Luhring Augustine is pleased to announce Lumina, Ritsue Mishima’s first solo presentation in New York. On view in Chelsea from September 13 through October 26, 2019, the exhibition features new blown glass sculptures and vessels by the Japanese artist. Textured and multidimensional, her work reflects and manipulates light, simultaneously illuminating their settings and becoming embedded within the surroundings.
Born in Kyoto, Japan in 1962, Mishima moved to Venice, Italy in 1989, and splits her time between the two cities. Drawing on ancient glassmaking techniques, Mishima reinvigorates the thousand-year-old practice with her unique perspective. Her work is distinctly contemporary in its aesthetic, informed by the cultural exchange between Japanese and European sensibilities. Collaborating with master craftsmen in Murano, she has been an innovating force in glass for over two decades, pushing the limits and unpredictability of the medium through her spontaneous, intuitive process and material interventions. Mishima’s works are cut, blistered, etched, polished, molded, and joined, achieving different levels of transparency to alter their level of depth and interaction with light.
At Luhring Augustine, Mishima will debut 25 new works that demonstrate the medium’s inherent tensions. Her sculptures illustrate glass’s constant state of fluctuation, caught between solid and liquid states, as well as stillness and movement. Despite their diverse scales, shapes, and means of intervention, her work is united by its transparency – a divergence from the Murano tradition of creating colorful glass. Relying on the juxtaposition of light and shadow to reveal each work’s complexities, Mishima plays with paradoxes. Transient and eternal, delicate and resilient, uneven and refined, the sculptures are ever-changing.

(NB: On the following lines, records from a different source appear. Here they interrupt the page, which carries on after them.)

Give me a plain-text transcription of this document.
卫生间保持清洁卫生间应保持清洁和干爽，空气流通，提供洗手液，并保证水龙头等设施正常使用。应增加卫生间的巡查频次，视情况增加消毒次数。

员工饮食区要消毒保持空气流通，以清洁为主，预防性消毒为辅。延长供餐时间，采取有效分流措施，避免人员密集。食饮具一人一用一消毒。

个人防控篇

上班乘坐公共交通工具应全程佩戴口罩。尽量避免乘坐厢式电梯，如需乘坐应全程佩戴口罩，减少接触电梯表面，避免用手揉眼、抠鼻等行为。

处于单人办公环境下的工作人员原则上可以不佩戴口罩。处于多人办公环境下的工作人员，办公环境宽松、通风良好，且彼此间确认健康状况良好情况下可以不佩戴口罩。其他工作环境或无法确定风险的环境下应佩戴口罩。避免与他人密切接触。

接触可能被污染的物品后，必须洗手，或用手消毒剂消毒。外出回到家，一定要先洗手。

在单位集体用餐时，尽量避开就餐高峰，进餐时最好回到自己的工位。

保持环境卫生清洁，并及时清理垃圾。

In addition to the works on view, Luhring Augustine will present a film documenting Mishima’s 2017 site-specific installation at Nijo Castle, a World Heritage Site in Kyoto, Japan. Eyes of Light consisted of 600 objects, installed in the castle’s inner moat, designed to float on the water’s surface and reflect the sky. Connecting the history of Nijo Castle with the present, the work is also inspired by the prevalence of water in Mishima’s life, from the hidden streams of Kyoto, to Venetian canals, to the Island of Murano.
About the Artist
Ritsue Mishima was born in Kyoto, Japan, in 1962. She lives and works between Kyoto and Venice. Recent solo exhibitions include Cristal Blanc, Galerie Pierre Marie Giraud, Brussels (2017), Istante, Brutto Gusto, Berlin (2016), In Grimani: Ritsue Mishima Glass Works, Museum of Palazzo Grimani, Venice, Italy (2013), and Frozen Garden/Fruits of Fire, Museum Boijmans Van Beuningen, Rotterdam, Netherlands (2010). Her work has also been included in the following group exhibitions: Tras Forma, Palazzo Fortuny, Venice (2014), To Wander a Garden, Vangi Sculpture Garden Museum, Shizuoka, Japan (2012). In 2001, Ritsue Mishima won the Giorgio Armani Prize for Best Artist at Sotheby's Contemporary Decorative Arts Exhibition, London and, in 2012, was the recipient of the Bavarian State Award at ‘Exempla 2012: Glass-Material Between Tradition and Innovation’, Munich.